Depuis elle en fit une instance et une demande plus solemnelle, avec une plus grande ceremonie dans l'Eglise de Mantes en presence des Princes, des Officiers de la Couronne, des Chevaliers des Ordres, et d'une grande multitude de peuple au mois de Janvier de l'an 1594. Elle arriva à Mantes le 12. de Janvier, et huit jours aprés le 20. du méme mois, les preparatifs ayant esté faits dans la nef de cette Eglise là, soit pource qu'il n'y avoit point d'autre lieu assez spacieux, soit pour sanctifier davantage cet acte en la presence de Dieu et de ses Saints: ayant esté advertie que le Roy Henry IV. estoit desja à l'Eglise, lors [147] elle sortit de son Hostel environ deux heures aprés midy, faisant marcher les Suisses de sa garde, ses Gentils-hommes, et ses principaux Officiers vestus en deuil, et soustenue au costé gauche de Monsieur le Prince de Conty, et au costé droit de Monsieur de Chasteauneuf son Chancelier, et aprés le Comte de Fiesque son Chevalier d'honneur, Madame de Nevers, Mademoiselle sa fille (qui depuis a esté Duchesse d'Aiguillon) et Madame de Rohan portoient la queue de son manteau, suivie de plus de quarante Dames menées par divers Seigneurs, serviteurs particuliers du Roy Henry III. tous habillez de deuil.
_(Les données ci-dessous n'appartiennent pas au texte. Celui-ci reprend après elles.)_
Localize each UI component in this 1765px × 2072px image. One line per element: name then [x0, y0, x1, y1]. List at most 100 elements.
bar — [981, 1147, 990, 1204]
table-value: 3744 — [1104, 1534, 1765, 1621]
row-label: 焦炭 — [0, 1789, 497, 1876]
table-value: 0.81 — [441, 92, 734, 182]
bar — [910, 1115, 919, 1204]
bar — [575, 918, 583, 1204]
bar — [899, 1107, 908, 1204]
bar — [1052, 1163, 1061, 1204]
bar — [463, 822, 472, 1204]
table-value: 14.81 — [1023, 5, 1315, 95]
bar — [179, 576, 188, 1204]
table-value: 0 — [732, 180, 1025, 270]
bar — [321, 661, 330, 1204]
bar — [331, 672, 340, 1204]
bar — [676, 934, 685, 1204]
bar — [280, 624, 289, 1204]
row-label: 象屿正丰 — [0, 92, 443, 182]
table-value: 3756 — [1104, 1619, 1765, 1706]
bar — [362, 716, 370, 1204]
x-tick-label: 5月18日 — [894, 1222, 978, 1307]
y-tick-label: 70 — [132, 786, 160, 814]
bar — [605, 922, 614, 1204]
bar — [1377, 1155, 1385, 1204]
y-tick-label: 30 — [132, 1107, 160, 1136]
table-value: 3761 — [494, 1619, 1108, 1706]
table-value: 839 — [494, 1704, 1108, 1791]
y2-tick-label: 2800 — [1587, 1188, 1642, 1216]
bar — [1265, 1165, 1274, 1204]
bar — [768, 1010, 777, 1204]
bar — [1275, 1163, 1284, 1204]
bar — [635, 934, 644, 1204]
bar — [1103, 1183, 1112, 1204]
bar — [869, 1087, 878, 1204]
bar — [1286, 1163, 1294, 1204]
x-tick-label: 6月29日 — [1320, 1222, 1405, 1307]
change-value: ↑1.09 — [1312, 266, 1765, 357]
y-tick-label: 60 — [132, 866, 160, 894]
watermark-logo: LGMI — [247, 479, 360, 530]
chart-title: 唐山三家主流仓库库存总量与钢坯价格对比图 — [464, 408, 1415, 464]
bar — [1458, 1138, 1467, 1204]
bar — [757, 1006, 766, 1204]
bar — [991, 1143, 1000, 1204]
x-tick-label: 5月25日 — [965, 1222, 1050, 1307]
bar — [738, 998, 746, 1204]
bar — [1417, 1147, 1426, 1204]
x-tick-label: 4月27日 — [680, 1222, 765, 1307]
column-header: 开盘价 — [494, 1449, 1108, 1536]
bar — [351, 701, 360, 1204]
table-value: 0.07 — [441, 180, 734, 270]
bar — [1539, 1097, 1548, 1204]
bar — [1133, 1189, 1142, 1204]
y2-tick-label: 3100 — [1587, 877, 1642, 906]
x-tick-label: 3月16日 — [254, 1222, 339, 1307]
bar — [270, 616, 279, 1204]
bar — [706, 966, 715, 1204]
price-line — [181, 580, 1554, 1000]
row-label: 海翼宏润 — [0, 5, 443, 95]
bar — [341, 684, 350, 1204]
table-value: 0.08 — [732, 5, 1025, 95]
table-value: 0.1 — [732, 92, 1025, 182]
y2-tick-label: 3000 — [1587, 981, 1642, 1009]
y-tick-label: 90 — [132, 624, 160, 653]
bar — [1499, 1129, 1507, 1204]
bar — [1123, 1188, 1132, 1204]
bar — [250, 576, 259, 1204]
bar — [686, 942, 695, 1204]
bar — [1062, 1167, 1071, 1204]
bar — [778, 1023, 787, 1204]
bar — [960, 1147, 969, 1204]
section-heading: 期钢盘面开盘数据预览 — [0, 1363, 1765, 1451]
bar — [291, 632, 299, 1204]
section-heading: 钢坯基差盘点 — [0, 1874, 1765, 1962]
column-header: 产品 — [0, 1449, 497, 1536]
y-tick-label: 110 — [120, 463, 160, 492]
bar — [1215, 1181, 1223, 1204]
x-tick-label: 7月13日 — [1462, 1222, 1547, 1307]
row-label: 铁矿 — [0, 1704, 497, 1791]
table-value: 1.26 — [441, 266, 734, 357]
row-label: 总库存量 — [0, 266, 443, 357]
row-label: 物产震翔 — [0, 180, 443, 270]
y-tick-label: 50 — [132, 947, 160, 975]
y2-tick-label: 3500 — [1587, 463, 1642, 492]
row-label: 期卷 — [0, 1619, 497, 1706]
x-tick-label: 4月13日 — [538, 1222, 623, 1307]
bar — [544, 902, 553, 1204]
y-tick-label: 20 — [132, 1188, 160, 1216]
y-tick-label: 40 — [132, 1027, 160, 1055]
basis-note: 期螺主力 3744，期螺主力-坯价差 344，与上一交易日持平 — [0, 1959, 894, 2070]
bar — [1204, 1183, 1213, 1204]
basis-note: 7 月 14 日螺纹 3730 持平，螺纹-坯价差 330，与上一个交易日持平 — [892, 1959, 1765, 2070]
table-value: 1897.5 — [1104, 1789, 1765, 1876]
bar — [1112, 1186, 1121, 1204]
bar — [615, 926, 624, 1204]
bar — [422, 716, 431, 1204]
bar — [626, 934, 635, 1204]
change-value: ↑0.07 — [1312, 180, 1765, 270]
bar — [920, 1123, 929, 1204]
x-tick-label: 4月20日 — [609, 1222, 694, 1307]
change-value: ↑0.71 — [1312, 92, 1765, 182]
En cet ordre passant entre deux hayes de Suisses, rangez de deux costez, depuis son Hostel jusques à la porte de l'Eglise de Mantes; si tost que les premiers furent arrivez à cette porte là (qui avoit esté fermée tout le jour pour éviter la confusion du peuple, assemblé pour voir cette ceremonie) elle fut ouverte; lors on vid le Roy Henry le Grand tout au plus haut de la Nef, sous un dais de drap d'or frisé, assis en une chaire couverte de mesme, mise sur un theatre tapissé, élevé de trois degrez, et à costé droit de sa Majesté estoient assis sur divers sieges les Mareschaux de France, les Officiers de la Couronne, les Chevaliers de l'Ordre, et les Seigneurs du Conseil; devant eux, un peu vers le Roy, le Seigneur de Chiverny Chancelier de France en une chaire couverte de velous, et à son costé droit à l'entrée du theatre, et dans les barrieres MM. le Procureur, et les Avocats du Roy en sa Cour de Parlement tout devant sa Majesté; les Secretaires d'Estat à l'entour d'une petite table couverte de velous, et au derriere la chaire du Roy le Capitaine de ses gardes, et plusieurs autres Seigneurs.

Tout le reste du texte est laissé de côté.